JAXenter: Welche neuen Features bietet JavaFX 2.0 in der vorliegenden Version sonst noch?

Adam Bien: CSS Skinning, einen integrierten Web Browser (WebEngine), Tabellen, besseren JSON Support und so weiter.

JAXenter: Was funktioniert aus deiner Sicht gut, was noch nicht so gut?

Adam Bien: JavaFX 2 fühlt sich deutlich schneller an und ist einfacher zum entwickeln. Es werden keine speziellen Werkzeuge zu diesem Zweck benötigt – es ist im wesentlichen eine Java Library. Ich hatte kleinere Anwendungen entwickelt – und es hat ziemlich gut funktioniert. Verbesserungspotentiale gibt es immer.
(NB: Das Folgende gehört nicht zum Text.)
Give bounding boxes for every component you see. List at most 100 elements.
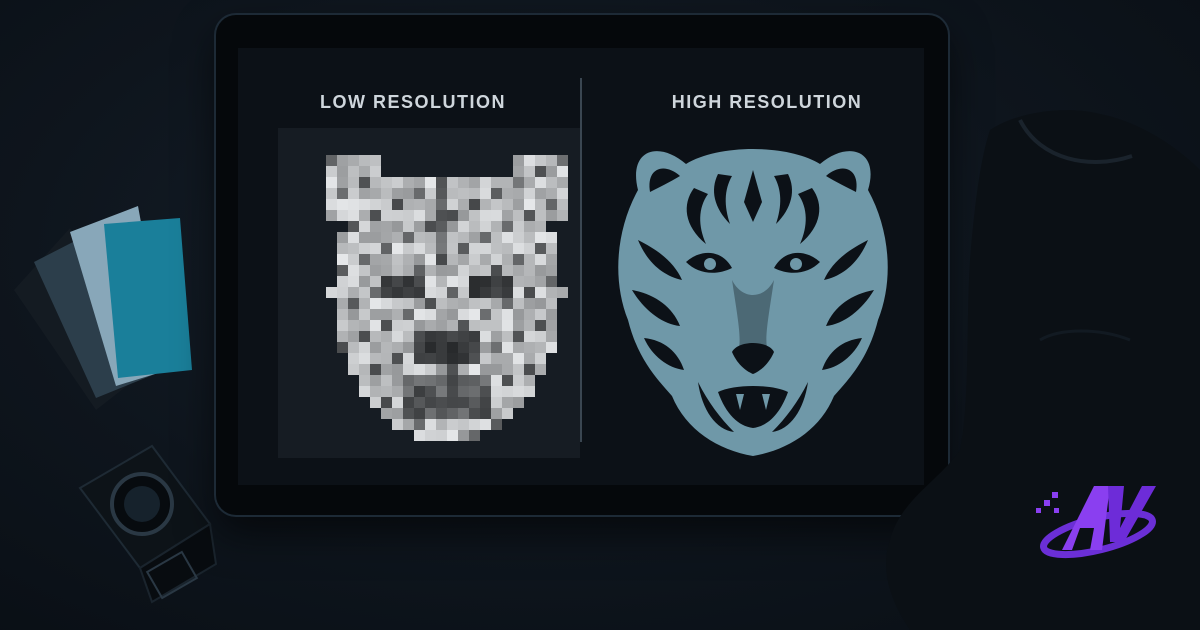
tiger-pixel bbox=[392, 375, 403, 386]
tiger-pixel bbox=[513, 188, 524, 199]
tiger-pixel bbox=[425, 177, 436, 188]
tiger-pixel bbox=[381, 386, 392, 397]
tiger-pixel bbox=[524, 353, 535, 364]
tiger-pixel bbox=[458, 353, 469, 364]
tiger-pixel bbox=[425, 309, 436, 320]
tiger-pixel bbox=[480, 419, 491, 430]
vector-tiger-image bbox=[618, 149, 888, 456]
tiger-pixel bbox=[513, 210, 524, 221]
tiger-pixel bbox=[502, 210, 513, 221]
tiger-pixel bbox=[337, 155, 348, 166]
tiger-pixel bbox=[469, 364, 480, 375]
low-resolution-panel bbox=[278, 128, 580, 458]
tiger-pixel bbox=[491, 199, 502, 210]
tiger-pixel bbox=[546, 177, 557, 188]
tiger-pixel bbox=[414, 177, 425, 188]
tiger-pixel bbox=[447, 254, 458, 265]
tiger-pixel bbox=[425, 188, 436, 199]
tiger-pixel bbox=[447, 232, 458, 243]
tiger-pixel bbox=[491, 188, 502, 199]
tiger-pixel bbox=[337, 287, 348, 298]
tiger-pixel bbox=[370, 397, 381, 408]
tiger-pixel bbox=[535, 166, 546, 177]
tiger-pixel bbox=[425, 430, 436, 441]
tiger-pixel bbox=[491, 342, 502, 353]
tiger-pixel bbox=[381, 287, 392, 298]
tiger-pixel bbox=[403, 375, 414, 386]
tiger-pixel bbox=[502, 386, 513, 397]
tiger-pixel bbox=[524, 243, 535, 254]
tiger-pixel bbox=[447, 331, 458, 342]
tiger-pixel bbox=[326, 155, 337, 166]
tiger-pixel bbox=[491, 177, 502, 188]
tiger-pixel bbox=[414, 287, 425, 298]
tiger-pixel bbox=[381, 342, 392, 353]
tiger-pixel bbox=[370, 298, 381, 309]
tiger-pixel bbox=[524, 364, 535, 375]
tiger-pixel bbox=[370, 375, 381, 386]
tiger-pixel bbox=[381, 320, 392, 331]
tiger-pixel bbox=[337, 309, 348, 320]
tiger-pixel bbox=[458, 298, 469, 309]
tiger-pixel bbox=[403, 342, 414, 353]
tiger-pixel bbox=[502, 397, 513, 408]
tiger-pixel bbox=[436, 430, 447, 441]
scene: LOW RESOLUTION HIGH RESOLUTION bbox=[0, 0, 1200, 630]
tiger-pixel bbox=[469, 397, 480, 408]
tiger-pixel bbox=[502, 287, 513, 298]
tiger-pixel bbox=[458, 265, 469, 276]
tiger-pixel bbox=[458, 287, 469, 298]
tiger-pixel bbox=[458, 375, 469, 386]
tiger-pixel bbox=[403, 265, 414, 276]
tiger-pixel bbox=[425, 210, 436, 221]
tiger-pixel bbox=[381, 298, 392, 309]
tiger-pixel bbox=[326, 188, 337, 199]
tiger-pixel bbox=[535, 199, 546, 210]
tiger-pixel bbox=[447, 199, 458, 210]
tiger-pixel bbox=[403, 353, 414, 364]
tiger-pixel bbox=[436, 276, 447, 287]
tiger-pixel bbox=[425, 331, 436, 342]
tiger-pixel bbox=[337, 254, 348, 265]
tiger-pixel bbox=[425, 254, 436, 265]
tiger-pixel bbox=[381, 353, 392, 364]
tiger-pixel bbox=[425, 364, 436, 375]
tiger-pixel bbox=[370, 364, 381, 375]
tiger-pixel bbox=[414, 243, 425, 254]
tiger-pixel bbox=[370, 342, 381, 353]
swatch-teal bbox=[104, 218, 192, 378]
tiger-pixel bbox=[458, 232, 469, 243]
tiger-pixel bbox=[370, 188, 381, 199]
tiger-pixel bbox=[403, 309, 414, 320]
tiger-pixel bbox=[414, 375, 425, 386]
tiger-pixel bbox=[458, 309, 469, 320]
tiger-pixel bbox=[392, 364, 403, 375]
tiger-pixel bbox=[447, 265, 458, 276]
tiger-pixel bbox=[469, 408, 480, 419]
tiger-pixel bbox=[392, 408, 403, 419]
tiger-pixel bbox=[458, 364, 469, 375]
tiger-pixel bbox=[447, 342, 458, 353]
tiger-pixel bbox=[546, 320, 557, 331]
tiger-pixel bbox=[513, 375, 524, 386]
tiger-pixel bbox=[359, 166, 370, 177]
tiger-pixel bbox=[491, 375, 502, 386]
tiger-pixel bbox=[370, 232, 381, 243]
tiger-pixel bbox=[513, 331, 524, 342]
tiger-pixel bbox=[337, 265, 348, 276]
tiger-pixel bbox=[458, 419, 469, 430]
tiger-pixel bbox=[359, 210, 370, 221]
tiger-pixel bbox=[436, 320, 447, 331]
tiger-pixel bbox=[491, 309, 502, 320]
tiger-pixel bbox=[469, 265, 480, 276]
tiger-pixel bbox=[524, 375, 535, 386]
tiger-pixel bbox=[348, 188, 359, 199]
tiger-pixel bbox=[425, 265, 436, 276]
tiger-pixel bbox=[480, 188, 491, 199]
tiger-pixel bbox=[348, 309, 359, 320]
tiger-pixel bbox=[524, 221, 535, 232]
tiger-pixel bbox=[392, 331, 403, 342]
tiger-pixel bbox=[348, 353, 359, 364]
tiger-pixel bbox=[480, 221, 491, 232]
tiger-pixel bbox=[381, 397, 392, 408]
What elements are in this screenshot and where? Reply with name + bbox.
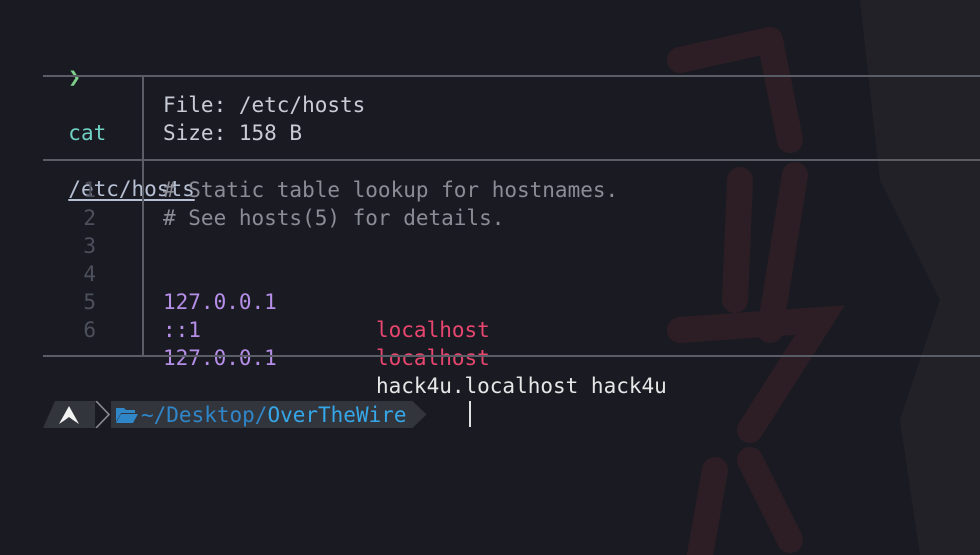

Ich hatte einige Feature-Requests eingestellt und bisher nur einen Bug gefunden.

JAXenter: JavaFX hat ja eine starke Konkurrenz – von Silverlight bis zu Adobe Flex. Glaubst du, dass JavaFX 2.0 in absehbarer Zeit da mithalten kann? Oder anders gefragt: Wird es mit JavaFX 2.0 gelingen, Java als Client-Technologie wieder populärer zu machen?

Adam Bien: Die Frage ist nicht, ob JavaFX 2 mithalten kann, sondern ob es gut genug ist. Polyglot-Programmierung in Projekten ist zwar spannend, Monoglot ist aber einfacher, und man schläft auch ruhiger :-).

JavaFX 2 ist Java und lässt sich somit ohne Probleme in die bestehende Java-Build-Infrastruktur einbinden. Man braucht für die Einbindung in das Java-Ecosystem keine externen Libraries, Protokolle oder Frameworks.
JavaFX ist deswegen auch insbesondere für „Enterprise-Projekte“ sehr spannend.

JDK 1.7 steht auch schon vor der Tür – mal sehen was passiert…

JAXenter: Vielen Dank für deine Einschätzung!